Он не был остроумен, но, развеселившись, смеялся и резвился, точно молодой щенок. По природе был весел и радостен, но, задетый в своем самолюбии, мог под горячую руку убить. Главным и, может быть, единственным его пороком было пьянство.
Васильев очень любил посидеть за сложным пасьянсом. Часто, когда я, сидя в гостиной, играла, он тихо, как котенок, прокрадывался в глубину комнаты, садился на диван и начинал раскладывать какой-нибудь пасьянс. Вдруг неожиданно за моей спиной раздавались приглушенные ругательства: это, выйдя из себя, Васильев в бешенстве разрывал на клочки обе колоды карт.
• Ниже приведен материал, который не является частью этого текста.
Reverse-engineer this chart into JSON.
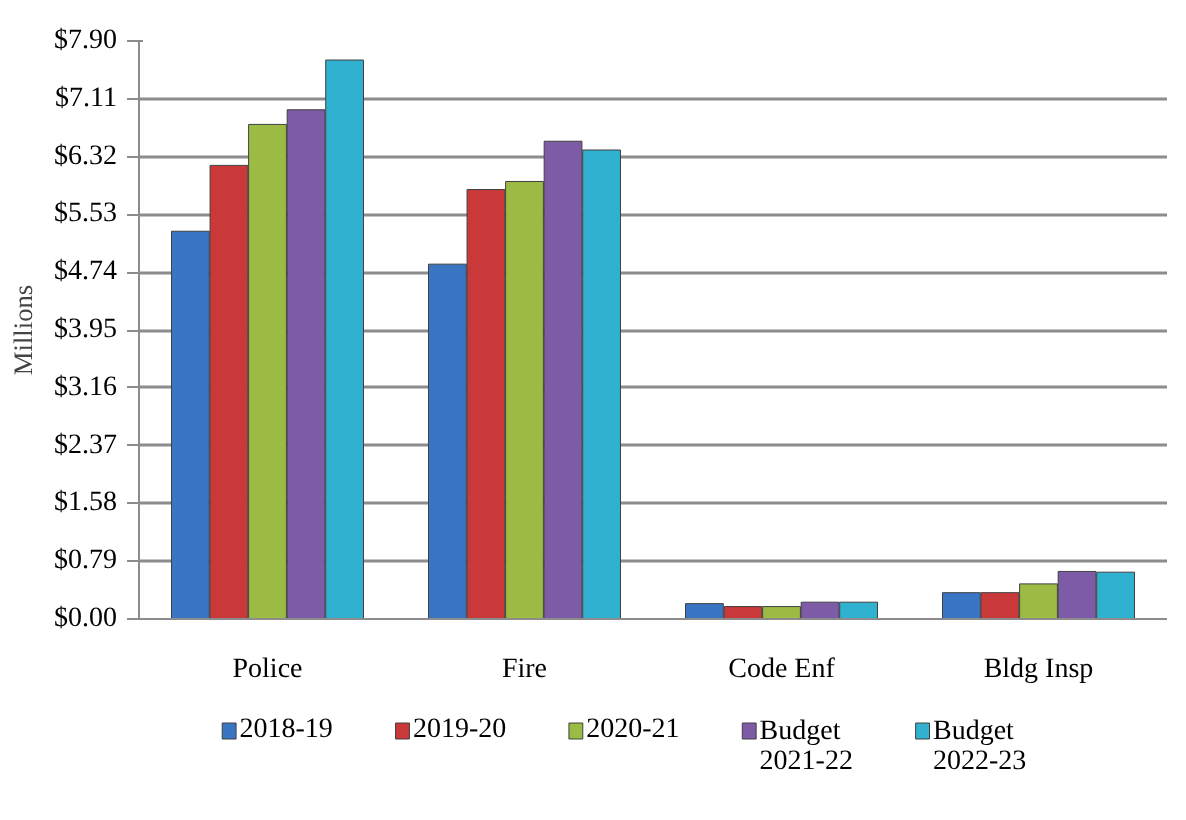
{
  "chart_data": {
    "type": "bar",
    "ylabel": "Millions",
    "categories": [
      "Police",
      "Fire",
      "Code Enf",
      "Bldg Insp"
    ],
    "series": [
      {
        "name": "2018-19",
        "color": "#3a75c4",
        "values": [
          5.3,
          4.85,
          0.21,
          0.36
        ]
      },
      {
        "name": "2019-20",
        "color": "#c9393a",
        "values": [
          6.2,
          5.87,
          0.17,
          0.36
        ]
      },
      {
        "name": "2020-21",
        "color": "#9bbb45",
        "values": [
          6.76,
          5.98,
          0.17,
          0.48
        ]
      },
      {
        "name": "Budget\n2021-22",
        "color": "#7d5ba6",
        "values": [
          6.96,
          6.53,
          0.23,
          0.65
        ]
      },
      {
        "name": "Budget\n2022-23",
        "color": "#2fb1cf",
        "values": [
          7.64,
          6.41,
          0.23,
          0.64
        ]
      }
    ],
    "ylim": [
      0,
      7.9
    ],
    "yticks": [
      {
        "value": 0,
        "label": "$0.00"
      },
      {
        "value": 0.79,
        "label": "$0.79"
      },
      {
        "value": 1.58,
        "label": "$1.58"
      },
      {
        "value": 2.37,
        "label": "$2.37"
      },
      {
        "value": 3.16,
        "label": "$3.16"
      },
      {
        "value": 3.95,
        "label": "$3.95"
      },
      {
        "value": 4.74,
        "label": "$4.74"
      },
      {
        "value": 5.53,
        "label": "$5.53"
      },
      {
        "value": 6.32,
        "label": "$6.32"
      },
      {
        "value": 7.11,
        "label": "$7.11"
      },
      {
        "value": 7.9,
        "label": "$7.90"
      }
    ],
    "grid": "y",
    "legend": "bottom"
  }
}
Перед полетами Васильев занимался гимнастикой, читал, отдыхал и рано ложился спать. После полетов пропадал по нескольку дней в Москве, видимо кутил, потом приезжал в своей машине, заваленной всевозможными глупейшими покупками.
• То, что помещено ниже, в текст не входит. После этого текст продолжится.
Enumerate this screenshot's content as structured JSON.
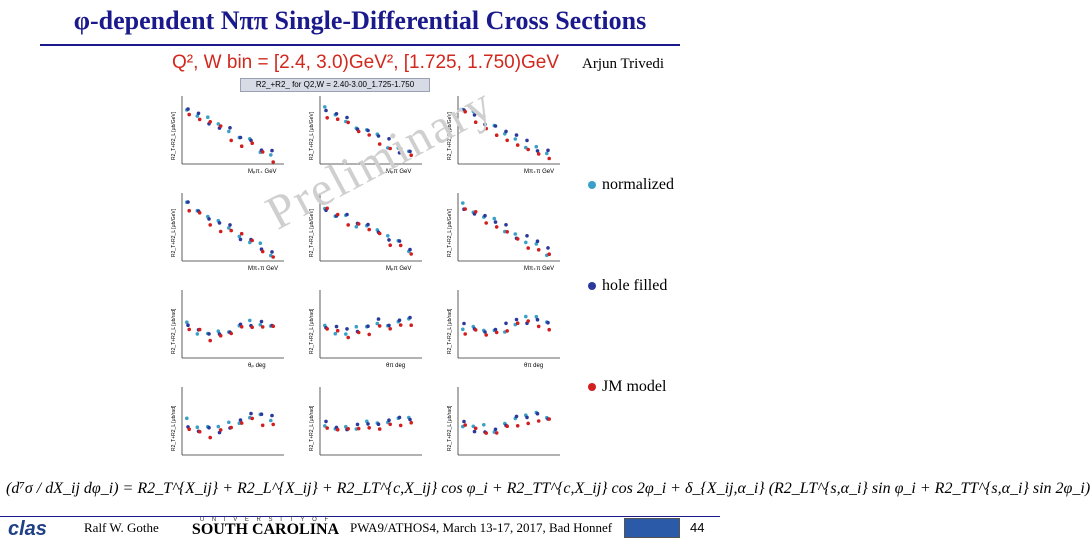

Но было в нем одно, что удивляло и даже трогало меня: за все время он не вспомнил ни одним словом ни намеком о том, что когда-то произошло между нами.
Он относился ко мне со всей нежностью и бережностью, на которые был только способен. Он не оскорбил меня ни одним случайным или надуманным прикосновением, и часто, неожиданно подняв глаза, я ловила на себе его хороший, совсем голубой взгляд, и тогда он, словно пойманный в чем-то недозволенном, смущаясь, отводил глаза в сторону.
10
Я ни минуты не думала, что Васильев любит меня, так как не верила, что такое существо способно любить, но теперь я надеялась (видя его настолько изменившимся), что он излечился от тупого животного чувства, которым одно время был полон. Но один случай это опроверг и привел меня в отчаяние.
После своего обычного отсутствия и кутежа в Москве Васильев поздно вечером прикатил совершенно пьяный с двумя такими же пьяными летчиками и молодой цыганкой, которую они заперли в машине, а сами, шатаясь и поддерживая друг друга, вошли в дом и, пройдя в комнату Васильева, завалились спать.
Было поздно, но я все-таки послала на деревню разбудить и разыскать какого-нибудь слесаря, чтобы отпереть несчастную пленницу.
Худенькое стройное существо в пестрых тканях, забившись в угол машины, долго не хотело вылезать, бросая на нас недоверчивые огненные взгляды.
Звали ее Глашей. Бедняжка была голодна и очень запугана. Мы ее накормили, уложили спать по ее требованию на террасе.
Рано утром, пока мы еще спали, машина с двумя летчиками и Глашей уехала.
Васильев вышел сумрачный, злой и бросал на меня хмурые взгляды, когда садился за утренний кофе, который прошел в полном молчании.
Мама, верная этикету, делала вид, что никакой пьяной компании мы не видели. Когда же она после кофе отправилась с книжкой посидеть в парк, я обратилась к Васильеву:
— Нехорошо вы делаете, плохие у вас замашки: живого человека заперли в машине…
Он посмотрел на меня враждебно:
— А вы-то сами хороши! — сказал он. — Смотрю я на вас, смотрю и никак не пойму, из чего вы сделаны? Разве вы женщина?
— О чем это вы? — удивилась я.
— Да вот хотя бы о вчерашнем… другая бы на вашем месте не стерпела, сердцу волю дала бы… животные и те ревность понимают… а вы?.. в дом взяли, спать уложили… Э-э-эх!!! — Он махнул рукой. — Я вот возьму да завтра певичку, что в Эрмитаже «Сильву» поет, привезу сюда и с собою спать положу. Что тогда?.. — глаза его вдруг заголубели и блеснули страшным озорством.